Bands are always looking for ways to get recognized by the talent scouts, but many do not realize what these people are seeking. No matter where you are playing, or how many people attend the show, there is always an A&R scout nearby. Just because you only drew a dozen people to last night’s show doesn’t mean that a talent scout was not watching you. A&R scouts are all around, and they seek new talent no matter what the atmosphere is like. So now that you know the A&R scouts are out there, what can you do to grab their attention? There are numerous things an A&R scout looks for, when it comes to finding raw talent.

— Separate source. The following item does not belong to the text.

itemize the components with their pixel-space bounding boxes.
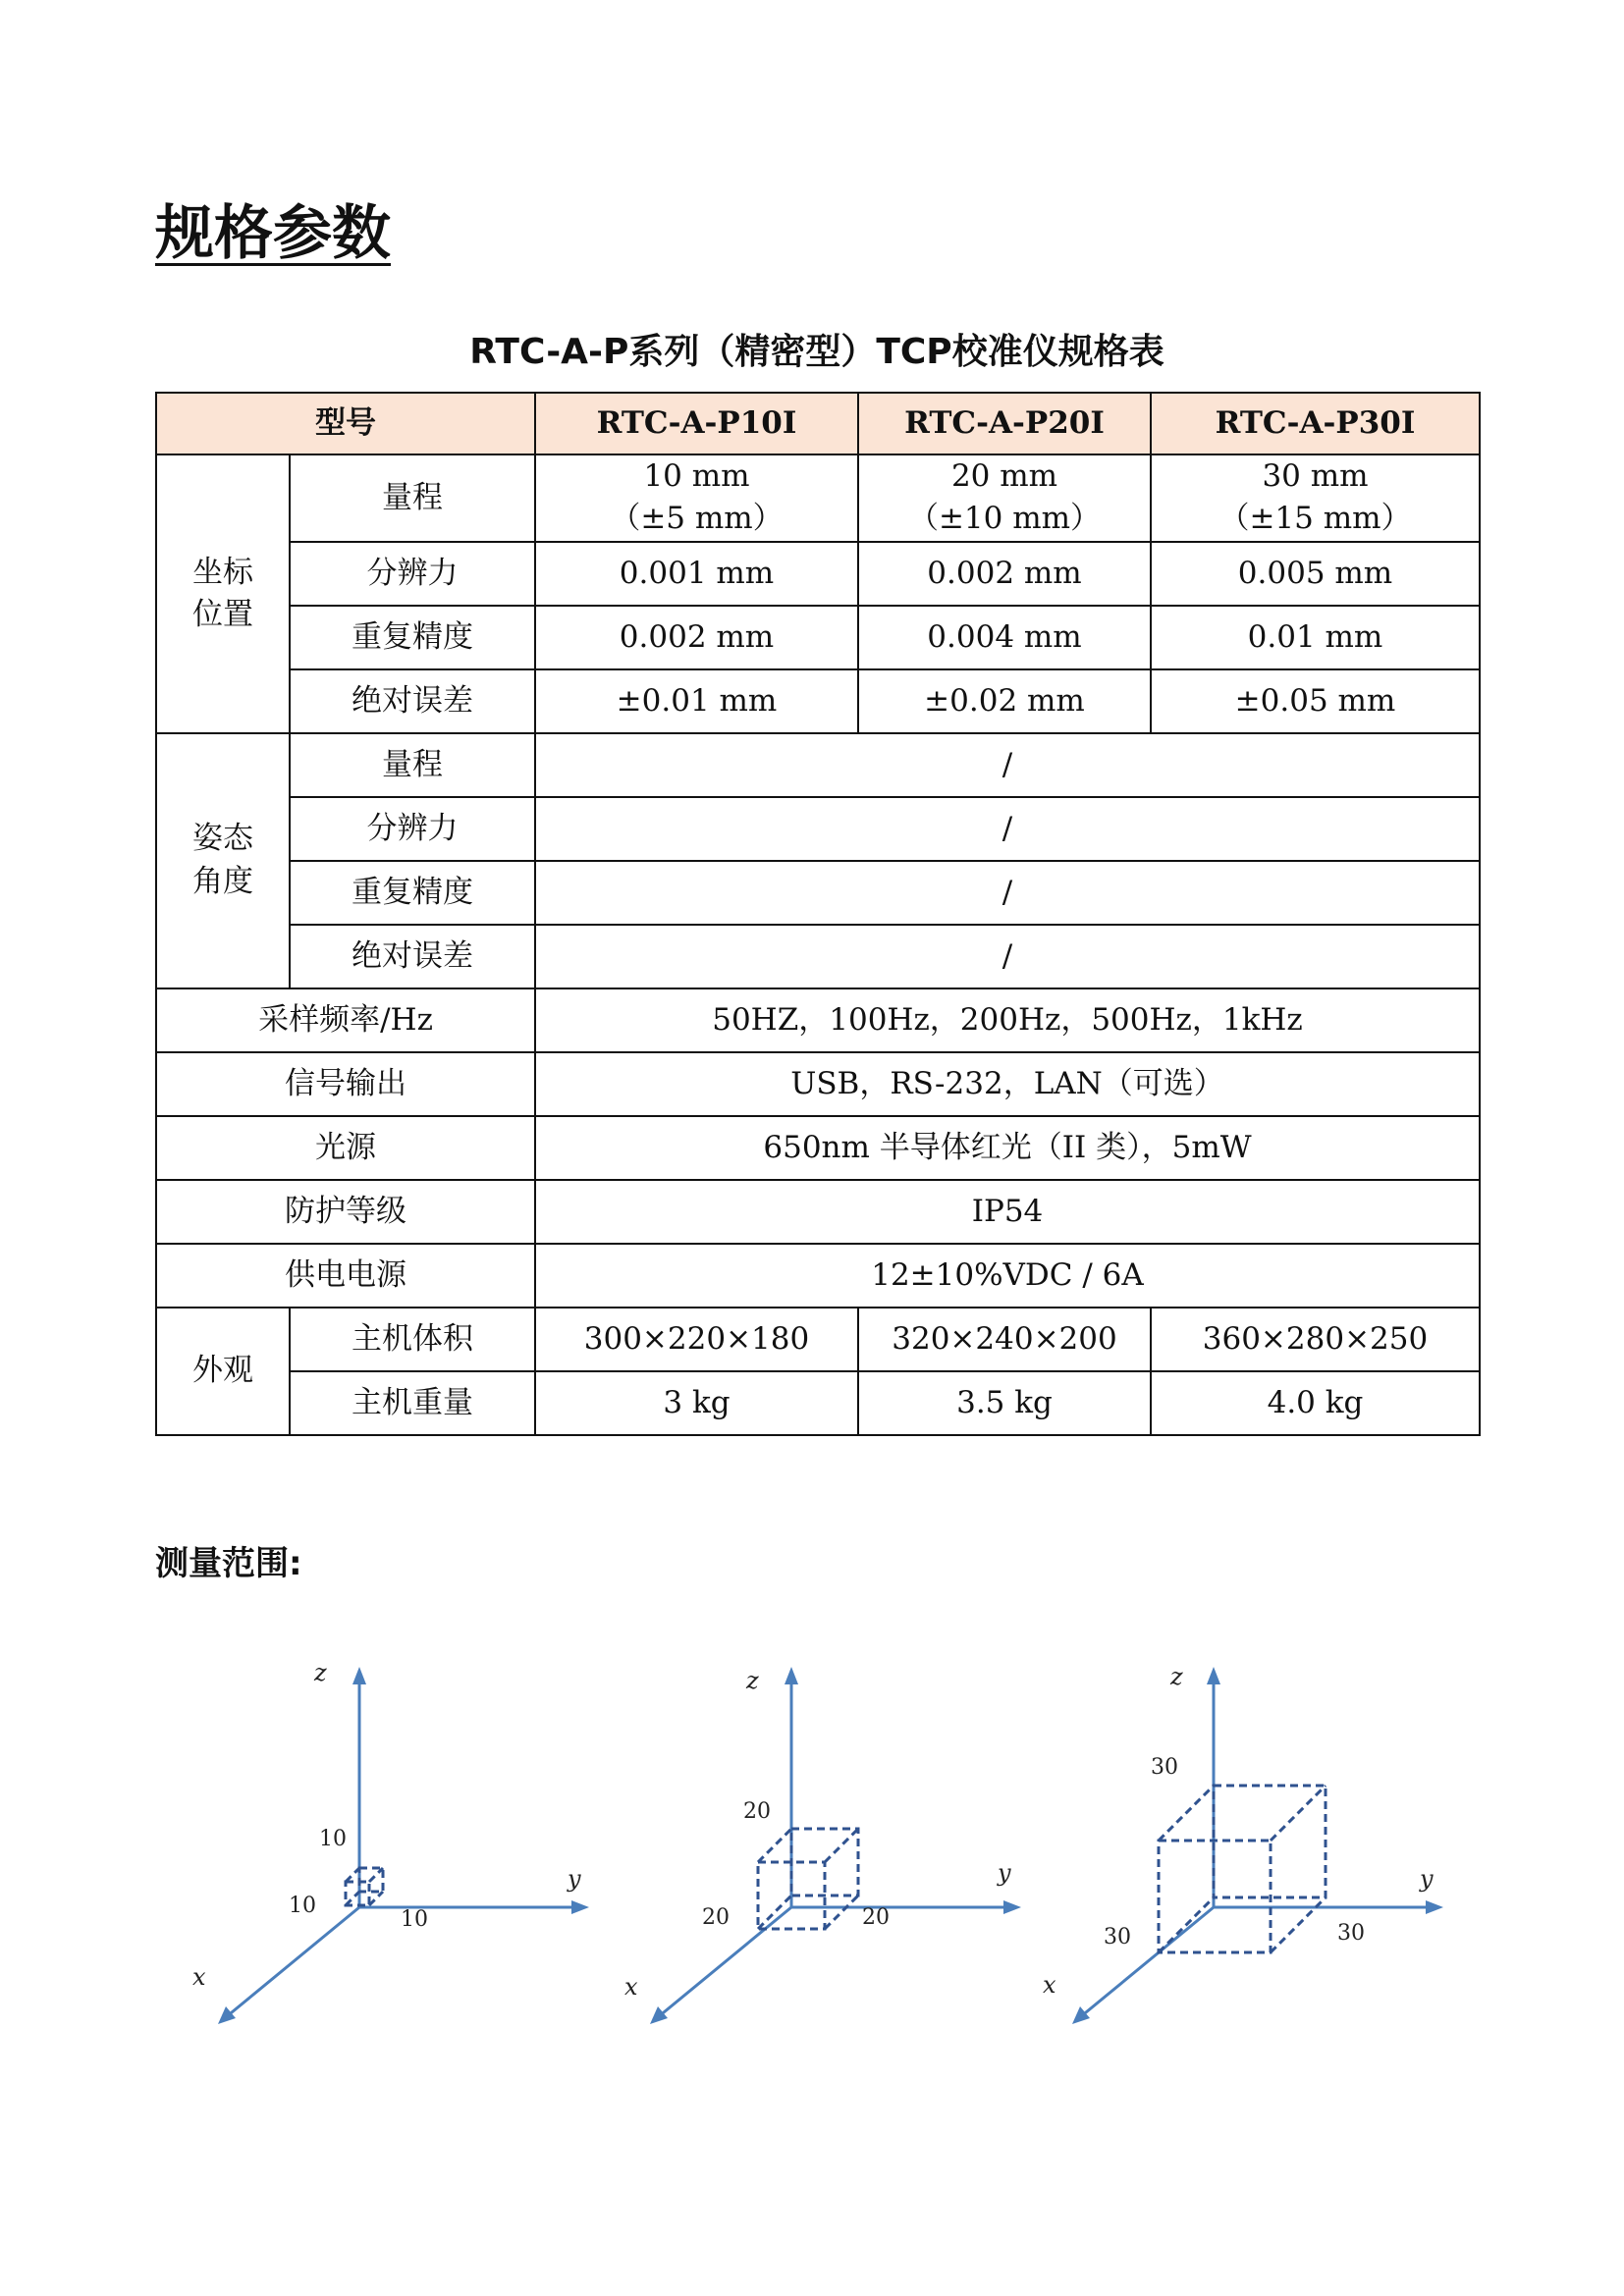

One of the best ways to grab the attention of a talent scout is to perform live shows on a regular basis. A&R scouts frequently attend shows, big and small, to locate new talent. These individuals really focus their attention on the crowd, and how the crowd is reacting to your performance. Contrary to popular belief, a good A&R scout will put aside their personal feelings about your music. It is not about whether or not they like your music, but whether or not the crowd does. A&R scouts may also talk to the club owner to find out what kind of crowd you are drawing, and how these people react, when you play on stage. Remember, it is not the number of fans you draw here (although this helps a bit) that really counts. You could draw 500 people and not have anyone pay attention to your performance, whereas you could only draw 10, who are mesmerized by your presence. A talent scout will view the reactions of these individuals, whether it is 500 or 10 and judge your band accordingly.
A&R scouts also look for the current trends in the music industry, and how these trends may change over time. For example, back in the 80’s long hair and heavy metal bands ruled the day. If you had a good voice along with long hair and decided to start a band back then, chances are you probably would have been successful to an extent. The music industry is constantly changing, along with the images of what’s in and what’s not. Bands should always play the type of music they enjoy most, but be mindful of the current popularity of such music.
Demos are not dead, but they do not take priority over a stage performance through the eyes of an A&R talent scout. Many talent scouts have listened to garage band recordings on a demo and have been awed by their music. However, a good talent scout is going to hear this demo and ask themselves whether or not your band is worth seeing live. Bands love to submit demos to talent scouts, but unless they can produce the “wow” factor on stage, chances are they are not going to get very far.
Scouts also use a few other ways to get more information about your band. Bands can have their sales tracked through Soundscan. This computerized system tracks music sales at retail outlets and can produce popularity charts for songs, albums, and individual artists. A&R scouts also use the Internet to find new talent. The Internet has a vast universe of Demo sites that accept submissions from bands. Scouts typically scan these sites to hear the music being played and to determine whether or not they are interested. DemoDiaries.com is a popular site often visited by these scouts. Finally, be sure to avoid any type of scam. A good talent scout is not going to take any money from you up front. If they really feel you have the talent they will invest in your future as a musician by working for some percentage of your profits.